Hims Stock Dives after Novo Threatens Lawsuit over $49 Wegovy Knock-off
Rafael Henrique / SOPA Images / AP
  • Published February 7, 2026

CNBC, Reuters, Investor’s Business Daily, ABC News contributed to this report.

Hims & Hers’ roller-coaster week got uglier on Friday. The telehealth player’s stock sank after Novo Nordisk declared the company’s newly announced pill — a cheap, semaglutide-based alternative to Wegovy — was illegal and that it would sue. The drama comes less than 24 hours after Hims lit a fuse by saying it would sell a Wegovy-style pill for $49 for the first month (then $99 on subscription), well under Novo’s $149 starter price.

Quick timeline: Hims’ launch news sent the shares surging as much as 15% on Thursday, only to tumble back and close down 3.8% at a 12-month low. Early Friday trading saw another hit (about 6–8% in premarket), as investors priced in legal risk and a likely FDA spotlight.

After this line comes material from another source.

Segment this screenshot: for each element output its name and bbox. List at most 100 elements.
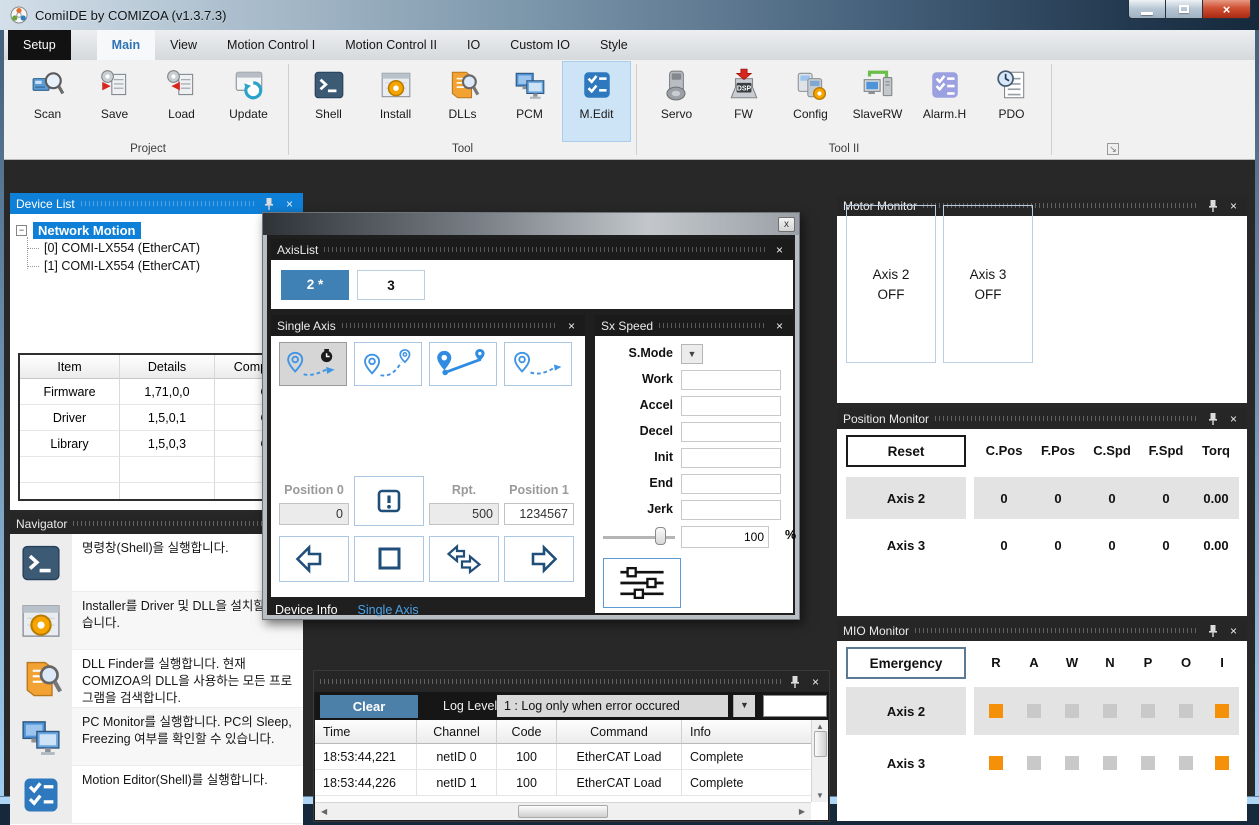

Why Novo’s angry: Novo says Hims is mass-marketing an unapproved copy of its pill and that the move is illegal and unsafe. The Danish drugmaker said it’s working with regulators and law enforcement to protect its intellectual property and keep unapproved knockoffs off the market. Novo’s argument has teeth: semaglutide formulations are still covered by US patents through 2032, and Hims’ product hasn’t gone through FDA approval or clinical trials.

Hims’ defense: the company says its offering is “personalized” dosing and uses a liposome-based technology to aid absorption, and it insists safety hasn’t been compromised. Hims also points to recent history: when branded GLP-1 injectables were in short supply, compounding rules let pharmacies make alternatives — a loophole Hims used successfully before. But supply is no longer the issue for pills, and regulators appear less patient this time.

Enter the FDA: Commissioner Marty Makary warned the same day that the agency would act against companies mass-marketing “illegal copycat drugs,” saying it cannot vouch for the safety or quality of non-approved meds. That public rebuke tightened the screws on Hims and likely accelerated investor selloffs.

The bigger picture: Hims’ valuation is tightly linked to its ability to sell weight-loss drugs cheaply. That business case looks shaky if the FDA or courts clamp down — and analysts say other drugmakers’ pills (Eli Lilly is often mentioned) could be next targets for copycats. For now, Hims is a high-volatility bet: big upside if it wins or survives, big downside if regulators and incumbents close the door.

What’s next: expect legal filings, regulatory scrutiny and more wild swings for Hims’ stock. If Novo sues and the FDA gets involved, the cheap-pill play could evaporate overnight — and investors who piled in on the idea of low-cost GLP-1s will be watching every headline.